The radish was used for its medicinal value where it was believed to stimulate appetite, prevent indigestion and constipation, and treat melancholy. During the middle age, it was also consumed to “treat” rheumatism and insanity.
Radish Facts
There are various varieties of radishes and the most common can be categorized into spring, summer, and winter types. The spring types are grown from early spring to late summer, the summer types from the late summer to fall, and the winter types from midsummer until before the ground freezes in the fall. The winter types, which include China Rose, Chinese White, Round Black Spanish, and Tama Hybrid, are larger in size, maintained at high quality longer, have stronger flavor, may be black, white, or green, and take longer time to mature (52-70 days) than the spring types. The spring types, including Burpee White, Champion, Cherry Belle, French Breakfast and others, take 22-28 days to mature and are often small and have a red, pink, purple, white, or red and white color. They can be globe-shaped or elongated, and have a fiery hot or mild flavor.
The spring type radish could be stored refrigerated in a plastic bag for 5-7 days. Remove the green tops and store separately. If the greens come from a spring type radish they can be consumed within 2-3 days. The winter types could be stored for several months.
Nutrition Information for 1/2 cup slices: Calories: 8, Carbohydrates: 2 g, Protein: 0 g, Fat: 0 g, Cholesterol: 0 mg, Sodium: 9 mg, Fiber: 0 g
Makes 4 servings
Ingredients:
- 5 cups low sodium chicken stock
- 1/4 cup rice vinegar
- 2 Tbsp sugar
- 1/4 tsp cayenne pepper
- 1/4 tsp ground dried ginger
- 1 lb raw shrimp, peeled and de-veined
- 1 1/2 cups radishes, sliced
- 1 1/2 cups spinach leaves, shredded
- 1 cup green onions, thinly sliced
Directions:
In a large saucepan over medium heat, bring stock to boil. Stir in vinegar, sugar, cayenne, and ginger. Add shrimp and cook until shrimp turn pink and curl (about 3-4 minutes). Turn off heat, stir in radishes, spinach, and green onions. Cover and let stand 2-3 minutes before serving.

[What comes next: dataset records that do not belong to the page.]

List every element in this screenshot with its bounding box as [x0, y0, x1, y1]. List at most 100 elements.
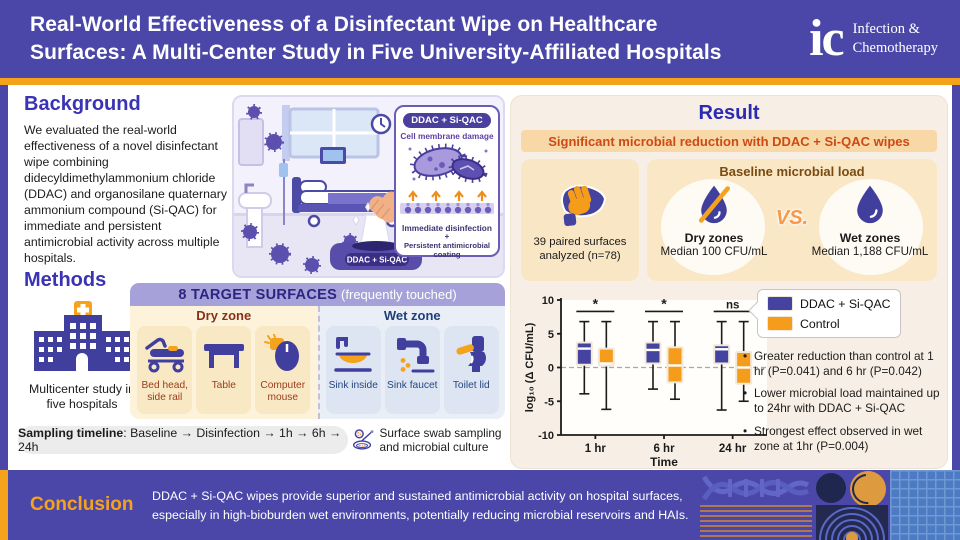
grid-decor — [890, 470, 960, 540]
timeline-steps: : Baseline → Disinfection → 1h → 6h → 24… — [18, 426, 342, 454]
timeline-label: Sampling timeline — [18, 426, 124, 440]
accent-divider — [0, 78, 960, 85]
wiping-hand-icon — [561, 184, 607, 226]
hand-icon — [369, 191, 401, 223]
dry-zones-stat: Dry zones Median 100 CFU/mL — [649, 183, 779, 258]
dry-zone: Dry zone — [130, 306, 318, 419]
dry-zones-label: Dry zones — [684, 231, 744, 245]
computer-mouse-icon — [260, 331, 306, 377]
title-line1: Real-World Effectiveness of a Disinfecta… — [30, 12, 658, 36]
svg-text:-10: -10 — [538, 430, 554, 442]
hospital-icon — [34, 301, 132, 371]
legend-item-ddac: DDAC + Si-QAC — [767, 296, 891, 311]
bed-icon — [142, 331, 188, 377]
toilet-lid-icon — [448, 331, 494, 377]
page-title: Real-World Effectiveness of a Disinfecta… — [30, 11, 722, 67]
bacteria-icon — [408, 143, 488, 183]
arcs-decor — [816, 505, 888, 540]
surfaces-header-rest: (frequently touched) — [341, 287, 457, 302]
result-banner: Significant microbial reduction with DDA… — [521, 130, 937, 152]
legend-label-control: Control — [800, 316, 840, 331]
svg-text:*: * — [661, 295, 667, 311]
legend-swatch-control — [767, 316, 793, 331]
wet-zones-value: Median 1,188 CFU/mL — [811, 245, 929, 258]
result-heading: Result — [698, 102, 760, 124]
hospital-room-illustration: DDAC + Si-QAC DDAC + Si-QAC Cell membran… — [232, 95, 505, 278]
baseline-title: Baseline microbial load — [719, 164, 865, 179]
sampling-timeline: Sampling timeline: Baseline → Disinfecti… — [18, 426, 348, 454]
dna-icon — [701, 475, 810, 501]
chart-area: 10 5 0 -5 -10 1 hr * 6 hr * 24 hr ns Time log₁₀ (Δ C… — [521, 287, 940, 474]
legend-item-control: Control — [767, 316, 891, 331]
swab-sampling-block: Surface swab sampling and microbial cult… — [352, 421, 510, 459]
surface-card-table: Table — [196, 326, 252, 414]
legend-swatch-ddac — [767, 296, 793, 311]
background-text: We evaluated the real-world effectivenes… — [24, 123, 228, 265]
wipe-pack-label: DDAC + Si-QAC — [347, 256, 407, 265]
surface-label-bed: Bed head, side rail — [141, 380, 188, 403]
svg-text:0: 0 — [548, 363, 554, 375]
decorative-graphics — [698, 470, 960, 540]
surface-card-sink-faucet: Sink faucet — [384, 326, 440, 414]
surface-card-sink-inside: Sink inside — [325, 326, 381, 414]
petri-dish-icon — [352, 429, 374, 450]
wet-droplet-icon — [857, 185, 883, 224]
surface-card-bed: Bed head, side rail — [137, 326, 193, 414]
title-line2: Surfaces: A Multi-Center Study in Five U… — [30, 41, 722, 64]
vs-label: VS. — [775, 207, 809, 229]
conclusion-heading: Conclusion — [30, 494, 134, 515]
conclusion-text: DDAC + Si-QAC wipes provide superior and… — [152, 489, 689, 522]
svg-text:*: * — [593, 295, 599, 311]
table-icon — [201, 331, 247, 377]
background-section: Background We evaluated the real-world e… — [24, 93, 230, 267]
inset-title: DDAC + Si-QAC — [403, 113, 491, 128]
inset-mechanism-2: Immediate disinfection — [402, 223, 492, 233]
svg-text:-5: -5 — [544, 396, 554, 408]
wet-zones-label: Wet zones — [839, 231, 901, 245]
boxplot-chart: 10 5 0 -5 -10 1 hr * 6 hr * 24 hr ns Time log₁₀ (Δ C… — [521, 287, 937, 474]
inset-plus: + — [444, 232, 450, 241]
surface-card-mouse: Computer mouse — [255, 326, 311, 414]
dry-zones-value: Median 100 CFU/mL — [660, 245, 768, 258]
result-bullets: Greater reduction than control at 1 hr (… — [743, 349, 943, 461]
dry-zone-label: Dry zone — [196, 308, 252, 323]
conclusion-accent-stripe — [0, 470, 8, 540]
journal-logo: ic Infection & Chemotherapy — [809, 9, 944, 67]
dry-droplet-icon — [698, 185, 730, 224]
paired-surfaces-caption: 39 paired surfaces analyzed (n=78) — [533, 235, 627, 262]
paired-surfaces-card: 39 paired surfaces analyzed (n=78) — [521, 159, 639, 281]
svg-text:ns: ns — [726, 299, 739, 311]
legend-label-ddac: DDAC + Si-QAC — [800, 296, 891, 311]
bullet-2: Lower microbial load maintained up to 24… — [743, 386, 943, 415]
chart-legend: DDAC + Si-QAC Control — [757, 289, 901, 338]
orange-circle-decor — [850, 471, 886, 507]
header: Real-World Effectiveness of a Disinfecta… — [0, 0, 960, 78]
svg-text:log₁₀ (Δ CFU/mL): log₁₀ (Δ CFU/mL) — [524, 322, 536, 412]
inset-mechanism-3: Persistent antimicrobial coating — [403, 241, 491, 259]
svg-text:6 hr: 6 hr — [653, 443, 675, 455]
inset-mechanism-1: Cell membrane damage — [400, 131, 494, 141]
main-content: Background We evaluated the real-world e… — [0, 85, 960, 470]
swab-caption: Surface swab sampling and microbial cult… — [379, 425, 502, 454]
baseline-load-card: Baseline microbial load Dry zones Median… — [647, 159, 937, 281]
target-surfaces-panel: 8 TARGET SURFACES (frequently touched) D… — [130, 283, 505, 419]
surface-label-mouse: Computer mouse — [260, 380, 306, 403]
svg-text:5: 5 — [548, 329, 554, 341]
svg-text:24 hr: 24 hr — [719, 443, 747, 455]
dark-circle-decor — [816, 473, 846, 503]
surface-card-toilet: Toilet lid — [443, 326, 499, 414]
germ-icons — [241, 104, 358, 274]
result-panel: Result Significant microbial reduction w… — [510, 95, 948, 469]
sink-inside-icon — [330, 331, 376, 377]
surfaces-header-bold: 8 TARGET SURFACES — [178, 286, 338, 303]
journal-logo-mark: ic — [809, 9, 845, 67]
surface-label-table: Table — [211, 380, 236, 391]
antimicrobial-coating-icon — [400, 190, 494, 214]
svg-text:1 hr: 1 hr — [585, 443, 607, 455]
methods-heading: Methods — [24, 269, 107, 291]
background-heading: Background — [24, 93, 141, 115]
mechanism-inset: DDAC + Si-QAC Cell membrane damage — [394, 105, 500, 259]
surface-label-sink-faucet: Sink faucet — [387, 380, 438, 391]
bullet-1: Greater reduction than control at 1 hr (… — [743, 349, 943, 378]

Nutritional Information (per serving - 1/4 recipe): 190 calories, 4g total fat (1g saturated fat), 12g carbohydrate, 29g protein, 1g dietary fiber, 410mg sodium, 230g cholesterol
Recipe courtesy of the Centers for Disease Control and Prevention. For more recipes and other information about fruits and vegetables visit: www.cdc.gov/nccdphp/dnpa/5aday/index.htm
Frisbee is great exercise – especially if you're not good at it! What do we mean by this? Well, if you and your partner haven't thrown a frisbee in a while, you'll probably spend most of your time running after it! But not to worry…this makes frisbee throwing a great cardiovascular work-out. All of the running and stretching you'll have to do just to catch the frisbee benefits the heart, lungs, and muscles in many different ways. Not to mention it burns calories too. A 150 lb person can burn up to 150 calories in one half hour of frisbee throwing.
To make the frisbee game more interesting, you could add some fun rules. For example, you could make your partner do ten jumping jacks every time he or she misses the frisbee. Or if you have dog, you could teach them how to play fetch. Frisbee is a great way to get outdoors and enjoy the weather right in your own backyard!
Note: always consult with a physician before starting a new exercise program.